The Good Old Bad Old Days
Three things I know for sure after living half my life under the cloud of the HIV/AIDS epidemic is that life is complicated, sex is complicated, and HIV is complicated. There are almost-countless numbers of tributary issues that flow into the ocean we find ourselves navigating, metaphorically speaking, that it can sometimes feel as if we’re trapped in a perfect storm of relentless waves of watery doom.

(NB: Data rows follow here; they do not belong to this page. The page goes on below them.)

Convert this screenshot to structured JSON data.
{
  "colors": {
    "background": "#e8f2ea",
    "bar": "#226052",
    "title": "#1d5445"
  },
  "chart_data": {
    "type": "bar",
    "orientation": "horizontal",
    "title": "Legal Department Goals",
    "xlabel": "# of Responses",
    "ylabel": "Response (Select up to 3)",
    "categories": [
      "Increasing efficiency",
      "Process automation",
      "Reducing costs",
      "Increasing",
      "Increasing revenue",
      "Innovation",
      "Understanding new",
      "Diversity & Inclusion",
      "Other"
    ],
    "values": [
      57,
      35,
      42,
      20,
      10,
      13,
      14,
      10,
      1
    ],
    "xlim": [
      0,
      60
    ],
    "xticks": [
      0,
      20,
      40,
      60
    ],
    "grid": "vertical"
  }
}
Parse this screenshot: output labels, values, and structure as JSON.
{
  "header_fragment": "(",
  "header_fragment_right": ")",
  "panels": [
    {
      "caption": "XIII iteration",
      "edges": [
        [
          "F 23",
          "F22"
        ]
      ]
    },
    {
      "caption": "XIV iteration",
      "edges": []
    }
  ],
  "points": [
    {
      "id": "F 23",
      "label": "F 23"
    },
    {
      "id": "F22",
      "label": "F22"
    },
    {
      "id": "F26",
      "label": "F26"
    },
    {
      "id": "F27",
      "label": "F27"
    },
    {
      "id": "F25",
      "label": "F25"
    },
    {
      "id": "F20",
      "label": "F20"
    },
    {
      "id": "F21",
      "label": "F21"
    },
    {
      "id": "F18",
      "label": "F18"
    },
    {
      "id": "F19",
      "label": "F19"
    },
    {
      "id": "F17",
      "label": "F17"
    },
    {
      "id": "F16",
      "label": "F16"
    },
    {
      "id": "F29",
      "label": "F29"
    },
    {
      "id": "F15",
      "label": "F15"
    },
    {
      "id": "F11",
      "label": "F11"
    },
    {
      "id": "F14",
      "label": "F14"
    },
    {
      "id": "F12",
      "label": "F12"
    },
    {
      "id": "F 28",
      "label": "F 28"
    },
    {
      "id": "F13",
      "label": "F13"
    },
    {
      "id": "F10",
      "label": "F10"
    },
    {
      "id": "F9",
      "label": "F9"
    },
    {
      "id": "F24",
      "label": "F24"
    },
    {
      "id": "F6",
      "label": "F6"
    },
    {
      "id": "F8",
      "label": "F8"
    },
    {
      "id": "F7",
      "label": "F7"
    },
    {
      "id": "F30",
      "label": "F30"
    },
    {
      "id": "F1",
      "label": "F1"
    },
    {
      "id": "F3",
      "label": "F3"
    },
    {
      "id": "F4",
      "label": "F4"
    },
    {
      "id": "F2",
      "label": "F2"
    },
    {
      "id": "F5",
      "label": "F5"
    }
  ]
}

But I’ll be damned if the New York Times editorial didn’t dash off more than half a dozen of them (and that’s just the tip of the iceberg, to belabor the high seas references) in a mere 403 words with a thorough veneer of judgment buoying the proceedings. There’s the “problem with these young whippersnappers of today” angle; the “people are irresponsibly letting their guard down” angle; the “what is the deal with young men of color?” angle; the “gasp! people drink and do drugs” angle; and the hope-undermining “nobody even knows how long these treatments are going to work, anyway” angle.
Each of these points needs a nuanced dissection and discussion of its own, but the most important thing to get at is the underlying nostalgia for the Good Old Bad Old Days that often tints the discussion of the AIDS epidemic now, particularly across the generations in communities of men who have sex with men. When the disease was new and terrifying, the Times informs us, the gay community helped change behavior by preaching loudly against taking sexual risks. Hold the phone. Are we really going to argue that if only we could go back to when we were all terrified, to a simpler time when AIDS was all but untreatable and we buried friends who died after being horribly ill that the complicated business of prevention would all but take care of itself?
I can’t believe that anybody who actually lived through those first waves of the epidemic could ever think it would be worth going back to that time, even for what they perceive as our own good. Instead, I would argue, that it’s more important than ever for us to look toward the future with cautious optimism by sharing our stories with each other, stories of our hopes and dreams and our successes and failures and our pleasures and our problems in all their messy complication. You know, to tell the stories of our real lives now and acknowledge the possibility of a better future. That was what was at the heart of early and mid-period HIV prevention efforts, and what lies there today, often encumbered by funding dollars with strings attached. That is the true power that needs to be unleashed again.